(no subject)

Jan 11, 2006 02:47

  I have made three very important discoveries over the last evening; one such discovery being Doctor Hoffman knows who and what I am.  This creates a series of unfortunate questions I wish could be answered, but I know will not be.  In of itself, this was a discovery of some import, yet the trail leading to this will no doubt remain a mystery so long as I wish to continue receiving Doctor Hoffman's help.
  This brings me to my second discovery.  As I said earlier, she knows what I am, and knows who I am.  I mistakenly went to her room late last evening with the intention of ending her life in an effort to protect my secret.  It was my belief she intended to either reveal what I was to the family, or use the knowledge as leverage in an effort to gain vast portions of the ancestral family fortune from me. 
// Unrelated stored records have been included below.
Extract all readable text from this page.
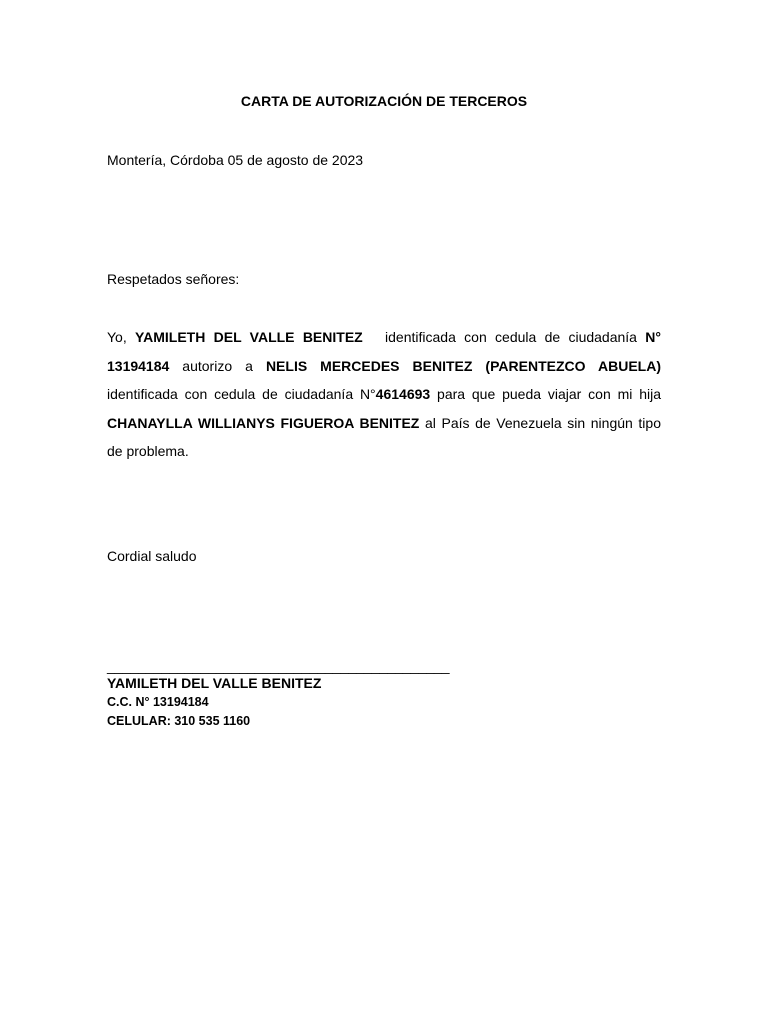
CARTA DE AUTORIZACIÓN DE TERCEROS
Montería, Córdoba 05 de agosto de 2023
Respetados señores:
Yo, YAMILETH DEL VALLE BENITEZ identificada con cedula de ciudadanía N° 13194184 autorizo a NELIS MERCEDES BENITEZ (PARENTEZCO ABUELA) identificada con cedula de ciudadanía N°4614693 para que pueda viajar con mi hija CHANAYLLA WILLIANYS FIGUEROA BENITEZ al País de Venezuela sin ningún tipo de problema.
Cordial saludo
____________________________________________
YAMILETH DEL VALLE BENITEZ
C.C. N° 13194184
CELULAR: 310 535 1160
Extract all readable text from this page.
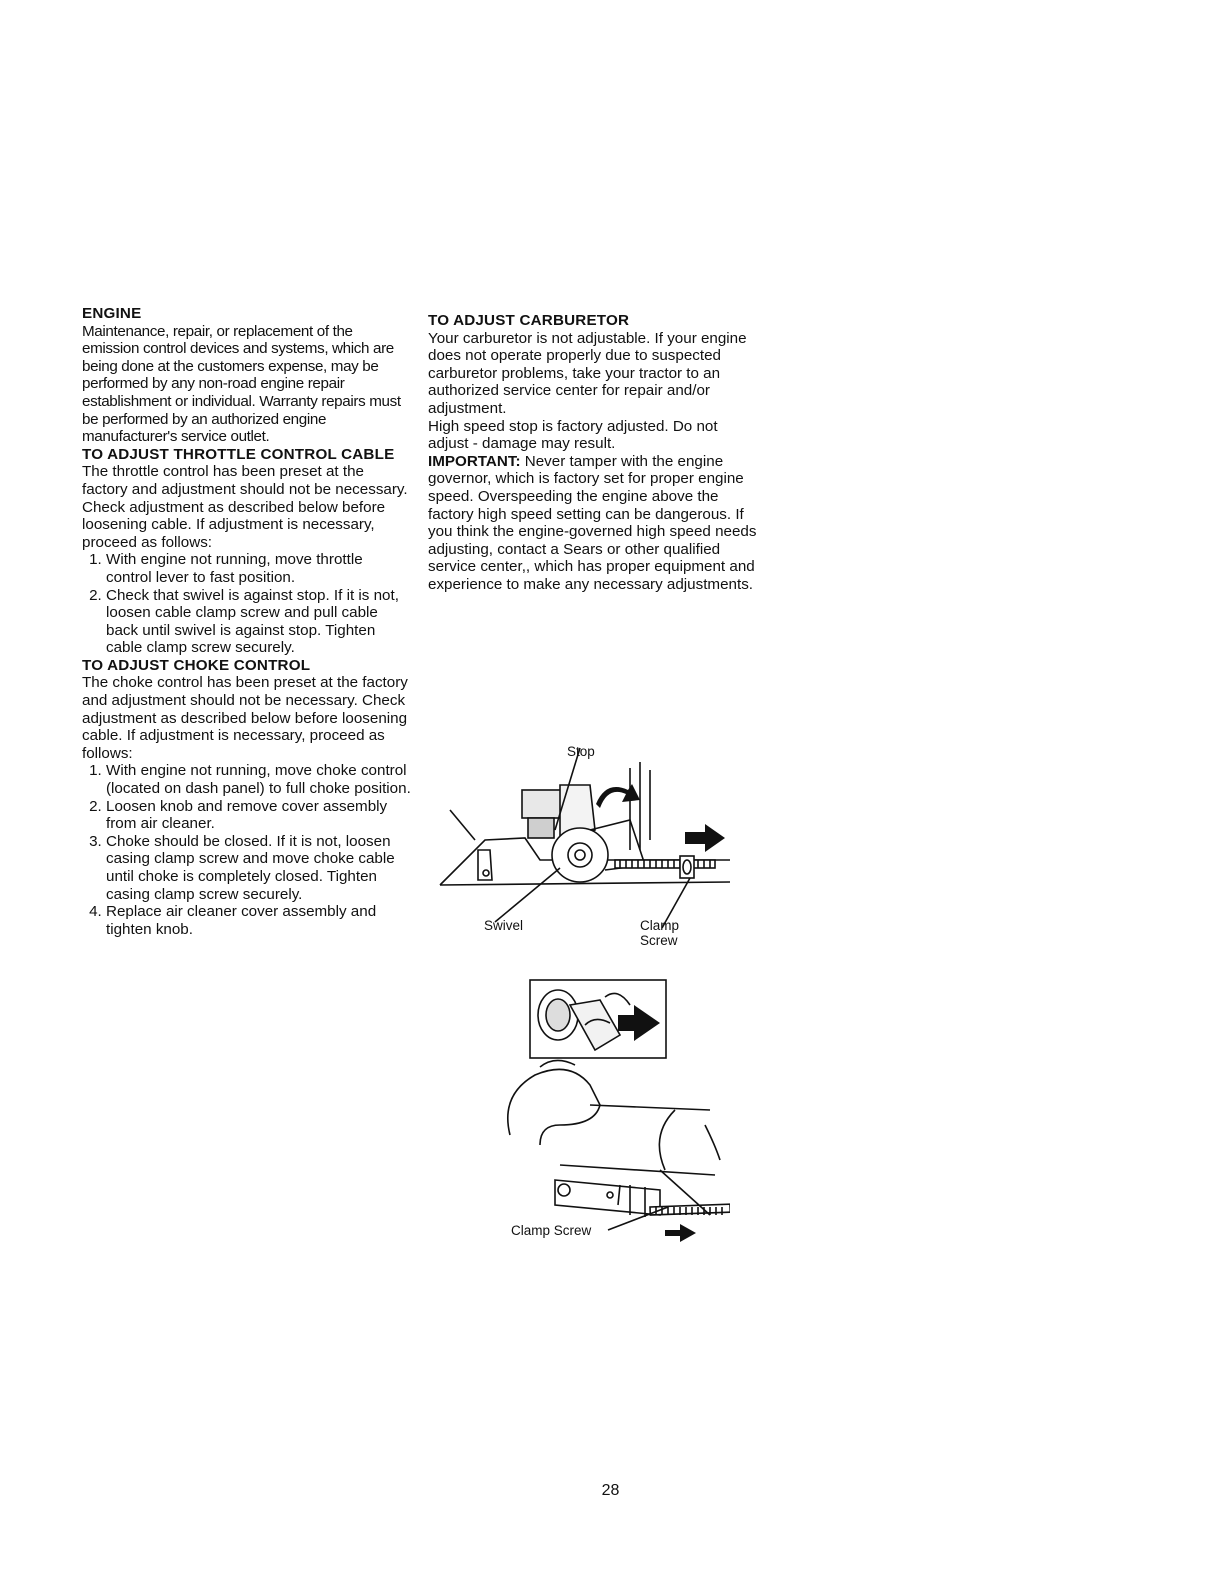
ENGINE

Maintenance, repair, or replacement of the emission control devices and systems, which are being done at the customers expense, may be performed by any non-road engine repair establishment or individual. Warranty repairs must be performed by an authorized engine manufacturer's service outlet.

TO ADJUST THROTTLE CONTROL CABLE

The throttle control has been preset at the factory and adjustment should not be necessary. Check adjustment as described below before loosening cable. If adjustment is necessary, proceed as follows:

1. With engine not running, move throttle control lever to fast position.
2. Check that swivel is against stop. If it is not, loosen cable clamp screw and pull cable back until swivel is against stop. Tighten cable clamp screw securely.
TO ADJUST CHOKE CONTROL

The choke control has been preset at the factory and adjustment should not be necessary. Check adjustment as described below before loosening cable. If adjustment is necessary, proceed as follows:

1. With engine not running, move choke control (located on dash panel) to full choke position.
2. Loosen knob and remove cover assembly from air cleaner.
3. Choke should be closed. If it is not, loosen casing clamp screw and move choke cable until choke is completely closed. Tighten casing clamp screw securely.
4. Replace air cleaner cover assembly and tighten knob.
TO ADJUST CARBURETOR

Your carburetor is not adjustable. If your engine does not operate properly due to suspected carburetor problems, take your tractor to an authorized service center for repair and/or adjustment.

High speed stop is factory adjusted. Do not adjust - damage may result.

IMPORTANT: Never tamper with the engine governor, which is factory set for proper engine speed. Overspeeding the engine above the factory high speed setting can be dangerous. If you think the engine-governed high speed needs adjusting, contact a Sears or other qualified service center,, which has proper equipment and experience to make any necessary adjustments.

Stop
Swivel	Clamp
Screw
Clamp Screw
28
  This was both a justified, and yet incorrect assumption either way.  As it happens, Doctor Hoffman is a true scientist.  She has curiosities regarding my nature, and would like the opportunity to learn as much as possible about it.  For scientists of her caliber, the supernatural does not exist.  There are only sciences we can explain, and sciences we have not yet discovered.  To her, I understandably fall within the latter. 
  I normally wouldn't have expressed an interest in helping her, and such a point would have been made by biting into her jugular, or perhaps by breaking her neck with my bare hands.  However, a proposal put forth by the woman stayed my hand at the crucial moment.  Not only does she believe in her abilities to investigate what I have become, but she also believes herself capable of finding a cure for my condition. 
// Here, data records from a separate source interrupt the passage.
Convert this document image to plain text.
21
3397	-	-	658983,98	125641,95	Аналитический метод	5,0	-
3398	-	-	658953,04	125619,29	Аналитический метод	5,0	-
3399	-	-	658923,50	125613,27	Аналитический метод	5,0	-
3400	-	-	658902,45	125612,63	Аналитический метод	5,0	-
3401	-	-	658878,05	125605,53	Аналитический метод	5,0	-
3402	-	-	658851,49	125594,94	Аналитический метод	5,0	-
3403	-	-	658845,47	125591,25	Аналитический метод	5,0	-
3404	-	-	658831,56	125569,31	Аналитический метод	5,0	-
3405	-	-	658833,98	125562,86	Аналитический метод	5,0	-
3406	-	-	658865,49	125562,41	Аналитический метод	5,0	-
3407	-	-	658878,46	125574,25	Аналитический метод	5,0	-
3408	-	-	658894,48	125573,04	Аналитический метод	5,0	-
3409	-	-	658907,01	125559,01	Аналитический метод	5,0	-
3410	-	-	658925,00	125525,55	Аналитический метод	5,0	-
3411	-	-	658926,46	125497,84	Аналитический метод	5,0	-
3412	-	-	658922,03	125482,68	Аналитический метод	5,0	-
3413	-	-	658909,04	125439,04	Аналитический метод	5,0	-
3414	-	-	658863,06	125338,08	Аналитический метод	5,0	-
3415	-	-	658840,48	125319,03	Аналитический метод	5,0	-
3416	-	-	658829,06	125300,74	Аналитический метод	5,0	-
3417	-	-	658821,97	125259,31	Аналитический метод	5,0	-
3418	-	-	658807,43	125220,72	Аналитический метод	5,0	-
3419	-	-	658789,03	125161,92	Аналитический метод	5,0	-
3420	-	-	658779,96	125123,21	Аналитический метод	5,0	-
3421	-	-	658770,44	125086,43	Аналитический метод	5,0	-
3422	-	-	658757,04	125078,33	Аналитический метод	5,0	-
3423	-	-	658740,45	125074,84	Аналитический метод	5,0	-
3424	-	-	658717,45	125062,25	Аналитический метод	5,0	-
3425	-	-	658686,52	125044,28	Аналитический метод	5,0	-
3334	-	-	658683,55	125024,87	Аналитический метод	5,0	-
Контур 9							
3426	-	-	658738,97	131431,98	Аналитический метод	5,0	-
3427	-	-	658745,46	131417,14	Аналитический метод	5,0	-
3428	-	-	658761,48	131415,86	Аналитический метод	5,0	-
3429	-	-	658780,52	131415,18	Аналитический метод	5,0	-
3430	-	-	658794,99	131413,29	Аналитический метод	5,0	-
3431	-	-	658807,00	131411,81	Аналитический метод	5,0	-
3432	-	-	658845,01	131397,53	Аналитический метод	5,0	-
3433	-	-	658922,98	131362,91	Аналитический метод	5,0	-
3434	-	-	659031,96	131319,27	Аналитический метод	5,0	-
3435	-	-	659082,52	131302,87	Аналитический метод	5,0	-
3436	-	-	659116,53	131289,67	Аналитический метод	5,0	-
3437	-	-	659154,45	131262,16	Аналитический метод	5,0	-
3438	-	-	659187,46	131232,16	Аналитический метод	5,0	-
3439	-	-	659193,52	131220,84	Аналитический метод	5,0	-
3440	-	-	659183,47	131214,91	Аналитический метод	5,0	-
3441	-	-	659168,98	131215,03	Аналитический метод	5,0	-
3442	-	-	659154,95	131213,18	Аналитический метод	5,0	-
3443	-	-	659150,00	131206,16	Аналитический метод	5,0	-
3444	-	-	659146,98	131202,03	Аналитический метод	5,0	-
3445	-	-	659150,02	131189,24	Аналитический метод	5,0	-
  I try to imagine such a thing, and it is difficult.  Could it be possible?  As far fetched as the possibility might seem, I have been forced to live out my existence in a prescribed manner; I grow tired of it.  I grow tired of the killing, the secrets, and the perpetual darkness. 
  Perhaps she is the key to my salvation.
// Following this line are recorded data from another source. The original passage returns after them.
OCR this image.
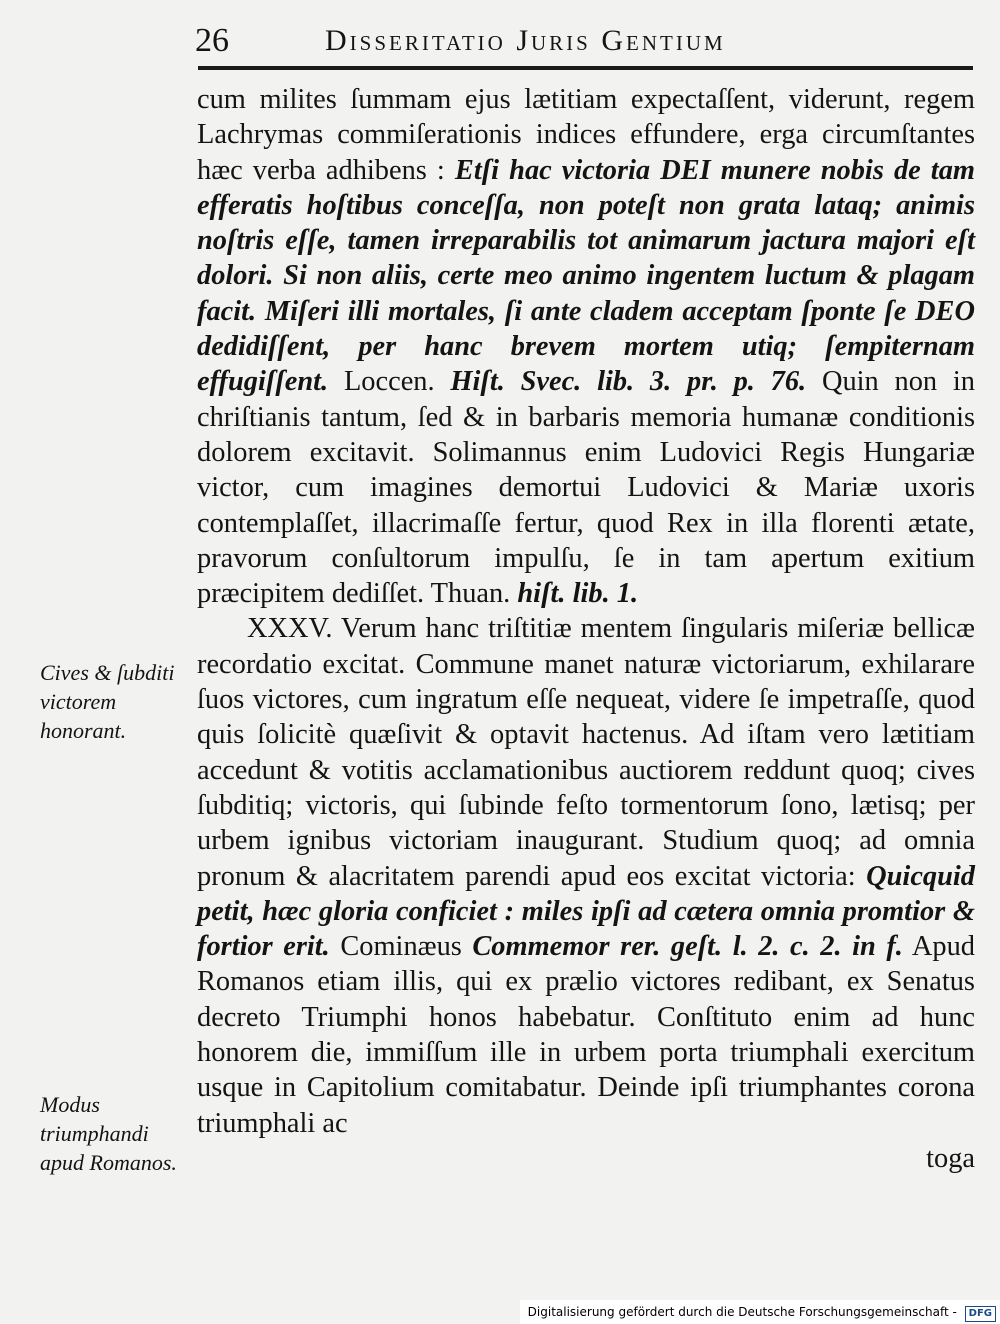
26	Disseritatio Juris Gentium

cum milites ſummam ejus lætitiam expectaſſent, viderunt, regem Lachrymas commiſerationis indices effundere, erga circumſtantes hæc verba adhibens : Etſi hac victoria DEI munere nobis de tam efferatis hoſtibus conceſſa, non poteſt non grata lataq; animis noſtris eſſe, tamen irreparabilis tot animarum jactura majori eſt dolori. Si non aliis, certe meo animo ingentem luctum & plagam facit. Miſeri illi mortales, ſi ante cladem acceptam ſponte ſe DEO dedidiſſent, per hanc brevem mortem utiq; ſempiternam effugiſſent. Loccen. Hiſt. Svec. lib. 3. pr. p. 76. Quin non in chriſtianis tantum, ſed & in barbaris memoria humanæ conditionis dolorem excitavit. Solimannus enim Ludovici Regis Hungariæ victor, cum imagines demortui Ludovici & Mariæ uxoris contemplaſſet, illacrimaſſe fertur, quod Rex in illa florenti ætate, pravorum conſultorum impulſu, ſe in tam apertum exitium præcipitem dediſſet. Thuan. hiſt. lib. 1.

XXXV. Verum hanc triſtitiæ mentem ſingularis miſeriæ bellicæ recordatio excitat. Commune manet naturæ victoriarum, exhilarare ſuos victores, cum ingratum eſſe nequeat, videre ſe impetraſſe, quod quis ſolicitè quæſivit & optavit hactenus. Ad iſtam vero lætitiam accedunt & votitis acclamationibus auctiorem reddunt quoq; cives ſubditiq; victoris, qui ſubinde feſto tormentorum ſono, lætisq; per urbem ignibus victoriam inaugurant. Studium quoq; ad omnia pronum & alacritatem parendi apud eos excitat victoria: Quicquid petit, hæc gloria conficiet : miles ipſi ad cætera omnia promtior & fortior erit. Cominæus Commemor rer. geſt. l. 2. c. 2. in f. Apud Romanos etiam illis, qui ex prælio victores redibant, ex Senatus decreto Triumphi honos habebatur. Conſtituto enim ad hunc honorem die, immiſſum ille in urbem porta triumphali exercitum usque in Capitolium comitabatur. Deinde ipſi triumphantes corona triumphali ac

toga

Cives & ſubditi victorem honorant.
Modus triumphandi apud Romanos.
Digitalisierung gefördert durch die Deutsche Forschungsgemeinschaft - DFG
  The third and final discovery is one of self-reflection.  I have learned quite by accident how fearful I have become in my old-age.  Had I killed Doctor Hoffman without giving her a moment to speak her mind, I would not have stumbled on this wondrous possibility.  I have learned the importance of patience from this recent interaction, and I value this lesson enough to learn from it.  Let us hope I do not learn at a later time that it is perhaps best to rely on our first instincts after all.